A group of artists have come together to create a pop-up art exhibit curated with the goal of being thought-provoking.
Flathead Valley Women in the Arts, an informal group of contemporary women artists and art professionals, have worked together to create the one-night only exhibit that will be hosted by Stark Gallery on Thursday, June 6 from 6-9 p.m.
“We’re all women artists who are working outside the mainstream,” said artist Jenny Bevill. “We look at something happening around us and we interpret it through the abstract in paintings or fiber arts or using different mediums to layer our ideas. We express our ideas and thoughts with non-realistic imagery.”
“Contemporary art is about creating art and then letting someone experience it,” Bevill added.
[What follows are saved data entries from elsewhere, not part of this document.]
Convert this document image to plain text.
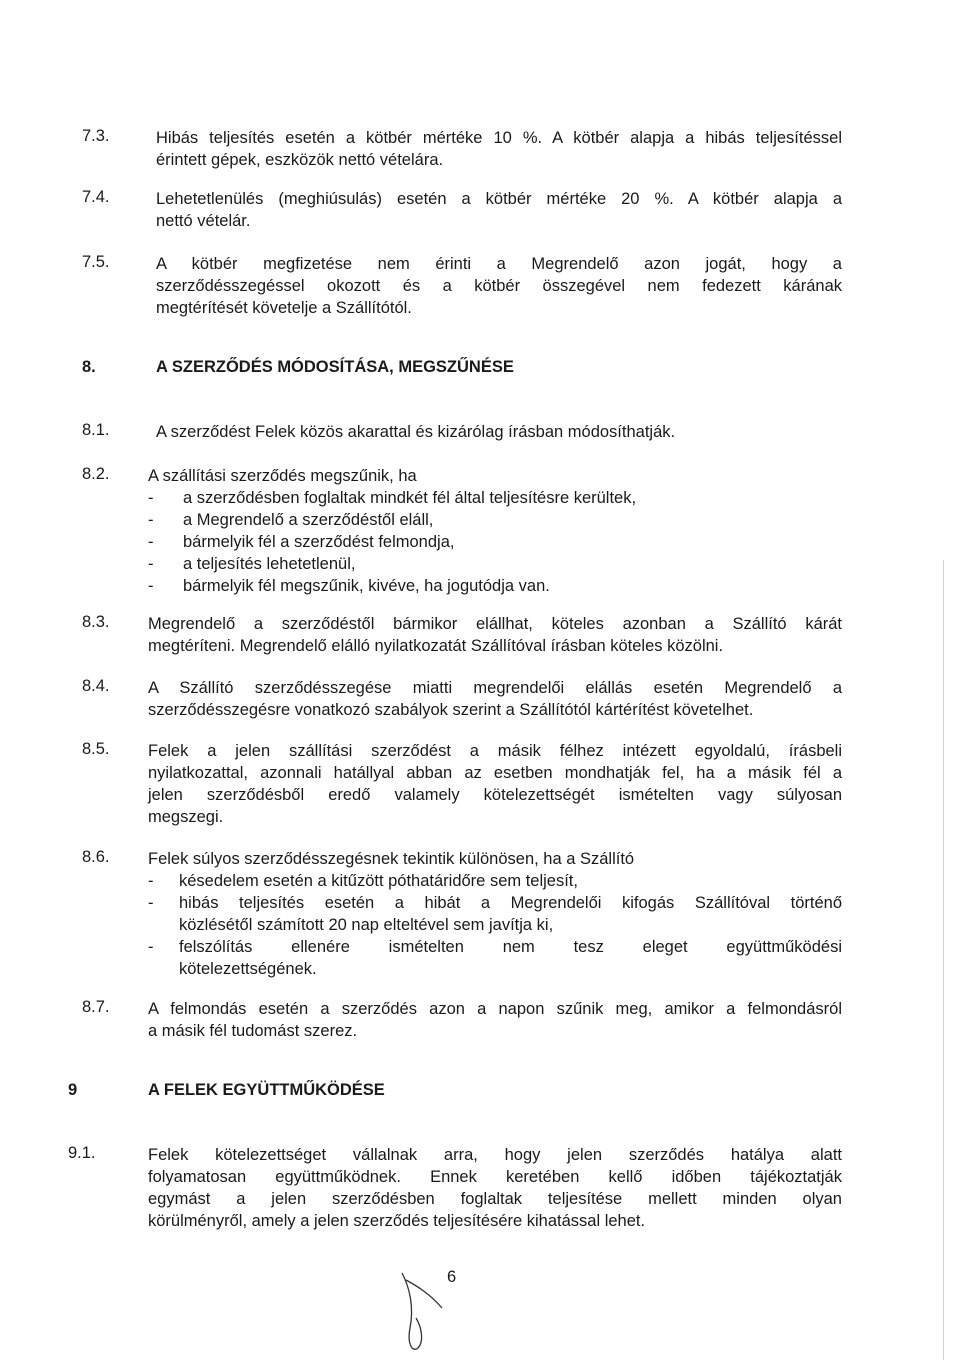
7.3.	Hibás teljesítés esetén a kötbér mértéke 10 %. A kötbér alapja a hibás teljesítéssel
érintett gépek, eszközök nettó vételára.
7.4.	Lehetetlenülés (meghiúsulás) esetén a kötbér mértéke 20 %. A kötbér alapja a
nettó vételár.
7.5.	A kötbér megfizetése nem érinti a Megrendelő azon jogát, hogy a
szerződésszegéssel okozott és a kötbér összegével nem fedezett kárának
megtérítését követelje a Szállítótól.
8.	A SZERZŐDÉS MÓDOSÍTÁSA, MEGSZŰNÉSE
8.1.	A szerződést Felek közös akarattal és kizárólag írásban módosíthatják.
8.2. A szállítási szerződés megszűnik, ha
- a szerződésben foglaltak mindkét fél által teljesítésre kerültek,
- a Megrendelő a szerződéstől eláll,
- bármelyik fél a szerződést felmondja,
- a teljesítés lehetetlenül,
- bármelyik fél megszűnik, kivéve, ha jogutódja van.
8.3. Megrendelő a szerződéstől bármikor elállhat, köteles azonban a Szállító kárát
megtéríteni. Megrendelő elálló nyilatkozatát Szállítóval írásban köteles közölni.
8.4. A Szállító szerződésszegése miatti megrendelői elállás esetén Megrendelő a
szerződésszegésre vonatkozó szabályok szerint a Szállítótól kártérítést követelhet.
8.5. Felek a jelen szállítási szerződést a másik félhez intézett egyoldalú, írásbeli
nyilatkozattal, azonnali hatállyal abban az esetben mondhatják fel, ha a másik fél a
jelen szerződésből eredő valamely kötelezettségét ismételten vagy súlyosan
megszegi.
8.6. Felek súlyos szerződésszegésnek tekintik különösen, ha a Szállító
- késedelem esetén a kitűzött póthatáridőre sem teljesít,
- hibás teljesítés esetén a hibát a Megrendelői kifogás Szállítóval történő
közlésétől számított 20 nap elteltével sem javítja ki,
- felszólítás ellenére ismételten nem tesz eleget együttműködési
kötelezettségének.
8.7. A felmondás esetén a szerződés azon a napon szűnik meg, amikor a felmondásról
a másik fél tudomást szerez.
9	A FELEK EGYÜTTMŰKÖDÉSE
9.1.	Felek kötelezettséget vállalnak arra, hogy jelen szerződés hatálya alatt
folyamatosan együttműködnek. Ennek keretében kellő időben tájékoztatják
egymást a jelen szerződésben foglaltak teljesítése mellett minden olyan
körülményről, amely a jelen szerződés teljesítésére kihatással lehet.
6
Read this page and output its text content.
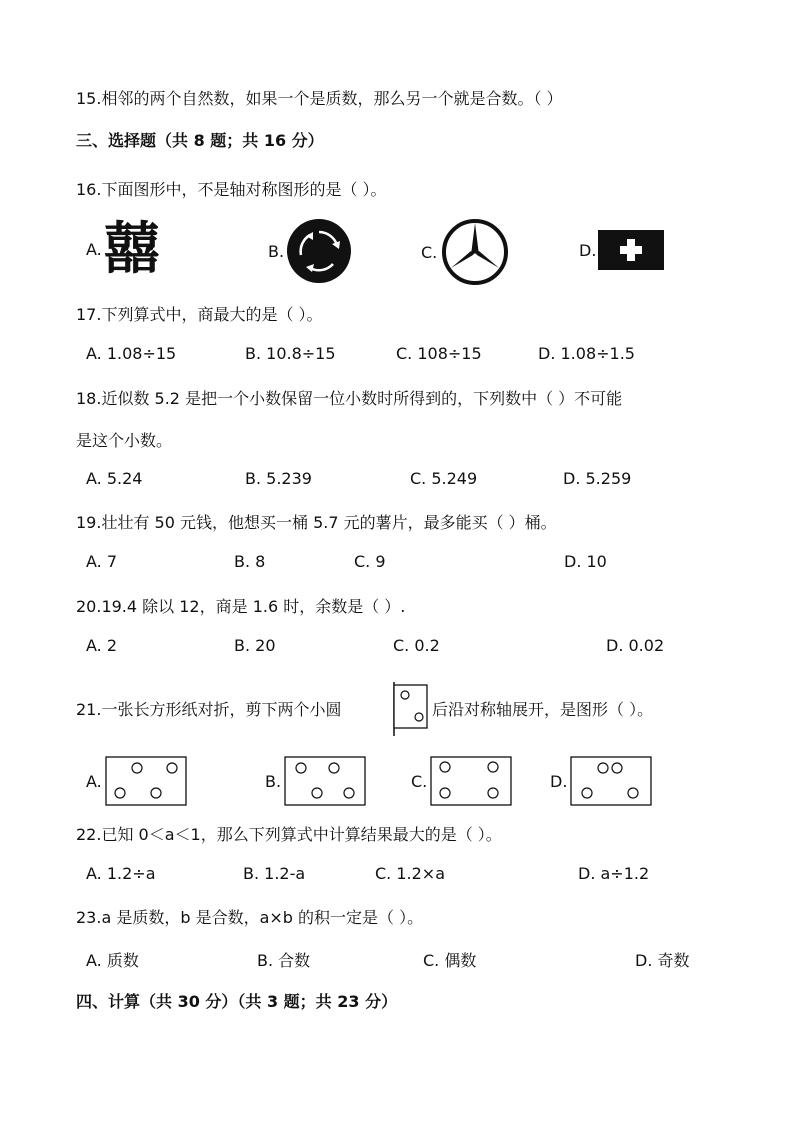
15.相邻的两个自然数，如果一个是质数，那么另一个就是合数。（ ）
三、选择题（共 8 题；共 16 分）
16.下面图形中，不是轴对称图形的是（ ）。
A. 囍	B.	C.	D.
17.下列算式中，商最大的是（ ）。
A. 1.08÷15	B. 10.8÷15	C. 108÷15	D. 1.08÷1.5
18.近似数 5.2 是把一个小数保留一位小数时所得到的，下列数中（ ）不可能
是这个小数。
A. 5.24	B. 5.239	C. 5.249	D. 5.259
19.壮壮有 50 元钱，他想买一桶 5.7 元的薯片，最多能买（ ）桶。
A. 7	B. 8	C. 9	D. 10
20.19.4 除以 12，商是 1.6 时，余数是（ ）.
A. 2	B. 20	C. 0.2	D. 0.02
21.一张长方形纸对折，剪下两个小圆	后沿对称轴展开，是图形（ ）。
A.	B.	C.	D.
22.已知 0＜a＜1，那么下列算式中计算结果最大的是（ ）。
A. 1.2÷a	B. 1.2-a	C. 1.2×a	D. a÷1.2
23.a 是质数，b 是合数，a×b 的积一定是（ ）。
A. 质数	B. 合数	C. 偶数	D. 奇数
四、计算（共 30 分）（共 3 题；共 23 分）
Six artists are participating in the exhibit described as a snapshot of contemporary art-making while exploring the theme of Sacred Contracts. In addition to Bevill, artists in the exhibit include Olivia Stark, Andrea Bachman, Heidi Marie Faessel, Christiane Hinterman and Jennifer Lee Thompson.
The works are a diverse range of media including paint, collage, fiber, natural and found materials, and poetry. They also range in size from hand-held to a full wall installation. Organizers describe the exhibition as “deconstruct objects, language, and memory, while weaving together messages of hope, grief, love, bearing witness, and matters of conscience.”
Each artist took the theme of Sacred Contracts selected this winter, and took projects already in progress or created new artwork based upon their own interpretation of what that means to them. Though they all worked on their pieces separately, they were amazed at how the pieces in the end fit together.
Olivia Stark, who is a mixed media artist and painter, created an abstract painting entitled Meta that at the center in pale pink appears to be the shape of a woman. Though she notes she rarely leaves figures in her paintings, this time was an exception.
“I was thinking about the sacred contract I have with my children,” she said. “About the solitary commitment to evolution and unconditional love. To acknowledge their individuality, separateness, and the infinite possibilities that lay ahead of them.”
Stark says at the center of the artwork is taking the time to experience and be with it.
“If we don’t relate to something we tend to move on, but it’s important to be with something and let it express itself,” she said. “We tend to go for the immediate satisfaction, but it’s important to relax and take more time to experience it.”
Heidi Marie Faessel is a textile artist who creates contemporary collages and paintings. For the exhibit, her piece shaped like large wings was created using long strips of dark-colored fabric layered together.
Faessel says she was inspired by a quote from 13th Century poet and mystic Rumi, who said “Maybe you are searching among the branches for what only appears in the roots.” It’s about our intimate contract with life, she notes, about searching to find meaning in our lives.
“Often we search outside ourselves for a sense of connection, to feel understood, for reassurance that we’re doing OK, and a path to peace,” she said. “What if this can only be found within ... in the roots?”
This is the second project of the Flathead Valley Women in the Arts, who previously brought The Scream Room, an interactive public art piece by multi-disciplinary artist Kylin O’Brien, to the Flathead Valley in 2018. The loosely formed group with about a dozen members that came out of the idea of women artists supporting each other with a mission to “support, create, cultivate, and curate conversation-starting artwork born of the hearts and minds of women.” Members of the group note that making art is often a solo activity — created alone in a studio, but the group provides a way to support each other.
The pop-up exhibit is a way to show art to the world, but also with an emphasis on the women behind that art. Each artist will include a short statement beside the pieces describing how they came to creating the artwork through the theme.
Bevill says the show has a larger meaning than to exhibit the artwork.
“Women’s voices are being silenced right now and it’s important that we be heard,” Bevill said. “Everyone is saying something and that is important to hear.”
Stark Gallery, which is a temporary space for the exhibit, is located at 244 Spokane Ave, suite 3, in downtown Whitefish, upstairs above Bookworks and Third Street Market.